A special cemetery was set apart for the burial of the unidentified dead. In this cemetery pits about thirty feet long, twelve feet wide and six feet deep were prepared and the boxes were stacked in them in tiers, about one hundred boxes to each pit. By the middle of March about twenty-five hundred unidentified bodies had been buried in this cemetery. The condition of the bodies taken from the ruins at this late date and the oncoming of hot weather made it imperative that all possible haste should be insisted upon. No ceremony whatever accompanied the burial or the preparation for it. Bodies were placed in the boxes the moment they were exhumed from the ruins, a little later were placed on carts and driven directly to the cemetery.
Extent of the Disaster.
It is unnecessary here to speak at length upon the extent of the disaster. The earthquake affected a strip of land on each side of the Straits of Messina. The extreme dimensions of the affected area were about fifty miles from North to South and perhaps forty miles from East to West. Within this area no town or village escaped entire or partial destruction. In all more than fifty cities, towns, villages and communes were destroyed. The lowest estimate which I heard of the number of persons made homeless was five hundred thousand. Estimates of the dead range from one hundred thousand to two hundred and fifty thousand. In the course of my travels about the region I visited about twenty-five cities, towns and villages, among them all the larger ones. Wherever I went I inquired of the local authorities, who seemed best informed, concerning the loss of life. Based upon the answers to these inquiries and my own observations, I have reached the conclusion that the estimates of the number of dead have been uniformly too large. When the final estimates are made, after all bodies have been accounted for, I doubt whether the total will exceed seventy-five thousand.
I have seen no estimate of the property loss and it is doubtful whether any approximately accurate estimate can be made. Neither have I seen any figures of the amount of insurance carried on property but the result of inquiries indicates that the total insurance was comparatively small. The Italian people do not seem to have very fully adopted the policy of insuring their property. Unless such insurance as was held covered loss by earthquake, the owners of property can, in any event, collect little, if anything, from the insurance companies. The poverty of this part of Italy, coupled with the overwhelming magnitude of the loss, both of property and life, must make recovery exceedingly slow. The Italian Government is preparing to introduce measures of great liberality intended to help the people re-establish themselves.

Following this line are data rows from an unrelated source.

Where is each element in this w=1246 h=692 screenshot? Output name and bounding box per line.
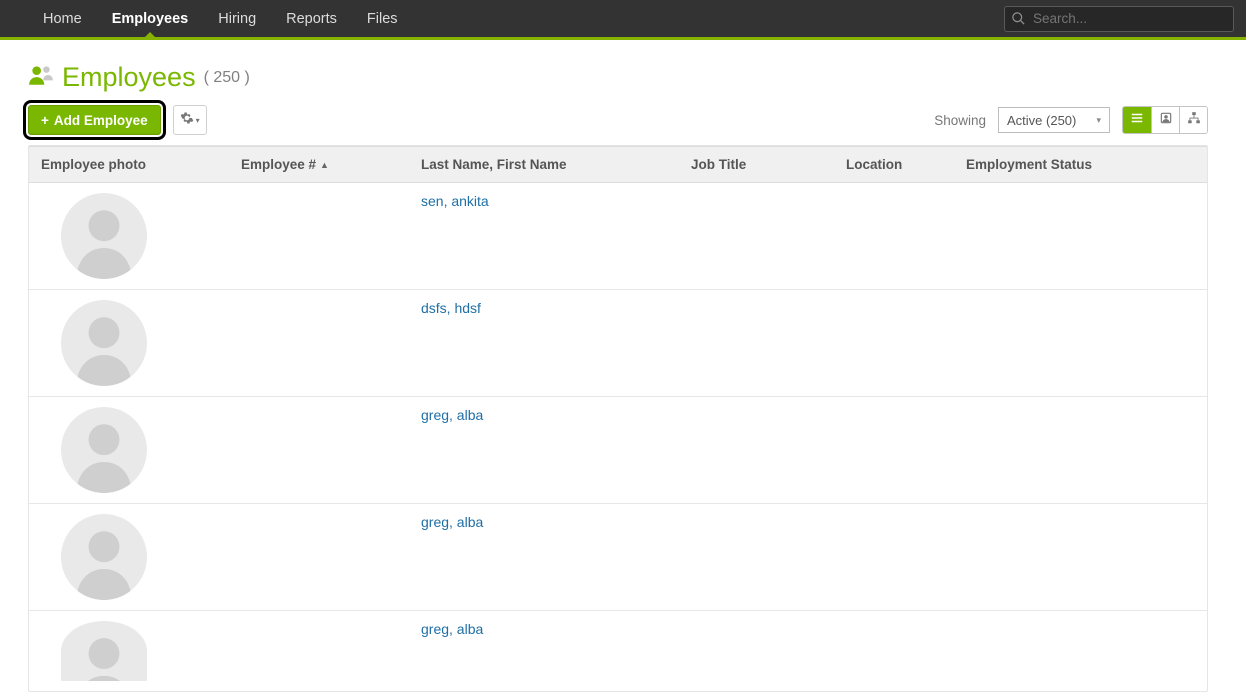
cell-photo	[29, 300, 229, 386]
toolbar-left: + Add Employee ▾	[28, 105, 207, 135]
avatar	[61, 193, 147, 279]
cell-name: greg, alba	[409, 514, 679, 532]
nav-files[interactable]: Files	[352, 0, 413, 37]
page-title: Employees	[62, 62, 196, 93]
page-body: Employees ( 250 ) + Add Employee ▾ Showi…	[0, 40, 1246, 692]
table-row: greg, alba	[29, 611, 1207, 691]
filter-dropdown[interactable]: Active (250) ▾	[998, 107, 1110, 133]
th-employee-number[interactable]: Employee # ▲	[229, 157, 409, 172]
employee-link[interactable]: greg, alba	[421, 514, 483, 530]
cell-photo	[29, 621, 229, 681]
avatar	[61, 407, 147, 493]
th-location[interactable]: Location	[834, 157, 954, 172]
table-row: greg, alba	[29, 397, 1207, 504]
list-icon	[1130, 111, 1144, 130]
view-mode-group	[1122, 106, 1208, 134]
avatar	[61, 300, 147, 386]
table-row: dsfs, hdsf	[29, 290, 1207, 397]
employee-table: Employee photo Employee # ▲ Last Name, F…	[28, 145, 1208, 692]
search-input[interactable]	[1004, 6, 1234, 32]
gear-icon	[180, 111, 194, 130]
page-header: Employees ( 250 )	[28, 62, 1208, 93]
view-list-button[interactable]	[1123, 107, 1151, 133]
people-icon	[28, 62, 54, 93]
cell-photo	[29, 514, 229, 600]
table-header: Employee photo Employee # ▲ Last Name, F…	[29, 146, 1207, 183]
filter-selected-value: Active (250)	[1007, 113, 1076, 128]
th-employee-number-label: Employee #	[241, 157, 316, 172]
search-box	[1004, 6, 1234, 32]
employee-link[interactable]: sen, ankita	[421, 193, 489, 209]
nav-items: Home Employees Hiring Reports Files	[28, 0, 413, 37]
plus-icon: +	[41, 113, 49, 128]
th-job-title[interactable]: Job Title	[679, 157, 834, 172]
nav-employees[interactable]: Employees	[97, 0, 204, 37]
cell-name: dsfs, hdsf	[409, 300, 679, 318]
showing-label: Showing	[934, 113, 986, 128]
settings-button[interactable]: ▾	[173, 105, 207, 135]
add-employee-label: Add Employee	[54, 113, 148, 128]
employee-link[interactable]: greg, alba	[421, 407, 483, 423]
cell-photo	[29, 193, 229, 279]
employee-link[interactable]: dsfs, hdsf	[421, 300, 481, 316]
th-photo[interactable]: Employee photo	[29, 157, 229, 172]
page-count: ( 250 )	[204, 69, 250, 87]
view-org-button[interactable]	[1179, 107, 1207, 133]
th-status[interactable]: Employment Status	[954, 157, 1207, 172]
th-name[interactable]: Last Name, First Name	[409, 157, 679, 172]
chevron-down-icon: ▾	[1096, 115, 1101, 126]
nav-reports[interactable]: Reports	[271, 0, 352, 37]
cell-photo	[29, 407, 229, 493]
search-icon	[1011, 11, 1026, 31]
employee-link[interactable]: greg, alba	[421, 621, 483, 637]
view-card-button[interactable]	[1151, 107, 1179, 133]
avatar	[61, 621, 147, 681]
org-chart-icon	[1187, 111, 1201, 130]
add-employee-button[interactable]: + Add Employee	[28, 105, 161, 135]
table-row: sen, ankita	[29, 183, 1207, 290]
toolbar-right: Showing Active (250) ▾	[934, 106, 1208, 134]
table-row: greg, alba	[29, 504, 1207, 611]
nav-home[interactable]: Home	[28, 0, 97, 37]
nav-hiring[interactable]: Hiring	[203, 0, 271, 37]
cell-name: greg, alba	[409, 407, 679, 425]
cell-name: sen, ankita	[409, 193, 679, 211]
top-navbar: Home Employees Hiring Reports Files	[0, 0, 1246, 40]
toolbar: + Add Employee ▾ Showing Active (250) ▾	[28, 105, 1208, 135]
sort-ascending-icon: ▲	[320, 160, 329, 170]
avatar	[61, 514, 147, 600]
chevron-down-icon: ▾	[196, 116, 200, 125]
cell-name: greg, alba	[409, 621, 679, 639]
card-icon	[1159, 111, 1173, 130]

Most of the descriptions and photographs of the results of the earthquake have applied chiefly to the City of Messina, because it was the largest city in the earthquake zone and was the point to which relief measures were first of all directed and at which lines of transportation from the outside world centered. Tourists invariably get their first view of the earthquake at Messina and many of them go no further. Descriptions of conditions in Messina, however, convey a fair idea of conditions in all the other ruined cities and towns. Messina had over one hundred thousand population, Reggio about forty thousand, Palmi about twenty thousand, Villa San Giovanni about seven thousand. These were the largest communities in the region affected by the disaster. The ruin everywhere was as complete in proportion to population as was that in Messina. In Reggio about fifteen thousand lives were lost, in Palmi five or six thousand, in Villa San Giovanni about fifteen hundred.
Relief measures were slow to reach the smaller towns lying among the mountains back from the coast. Many of these towns are upon mountain tops and are inaccessible except by donkey trails. The difficulty of access made the work of relief particularly difficult and it is probable that the suffering for food and shelter was greater in the mountain towns than in the larger cities on the coast.
Tidal Wave.
Town of Pellaro, Leveled by Tidal Wave.
Much was said in early reports about the tidal wave which followed the earthquake. Had the tidal wave occurred alone, it would have been regarded as a great disaster. But overshadowed as it was by the earthquake, it forms but a small item in the sum total of ruin. The wave did not cause much damage on the shores of Sicily, its chief force being expended upon the Calabrian coast. As the wave rushed into the small bays, the funnel shape of the shores piled the water up higher and higher until at the apex of the bays it had reached a height of many feet and rushed across the low lands adjacent with irresistible force. If a village happened to be situated at the innermost point of a bay, it suffered great damage from the wave. Some injury was done in the harbor of Reggio in this way and some at Villa San Giovanni. The chief sufferer from the tidal wave, however, was the little town of Pellaro. Pellaro was, like other Italian towns, constructed entirely of stone and mortar. It was built up solidly along one or two streets which were parallel to the shore. Immediately in the rear of the village were large lemon orchards. The earthquake shook the buildings down and about ten minutes afterward the tidal wave came in and leveled the heaps of ruins in a manner which amazed all who went over the ground later. It was almost impossible to discover the street lines or to identify the sites of the houses. The stones of which the buildings were constructed were carried hundreds of yards inland and scattered among the lemon trees. The entire site of the village was reduced to a dead level and one found it difficult to believe that a town of fifteen hundred population had ever occupied the place. About nine hundred of the people of Pellaro were killed by the earthquake or tidal wave and hundreds of bodies were carried out to sea by the receding waters.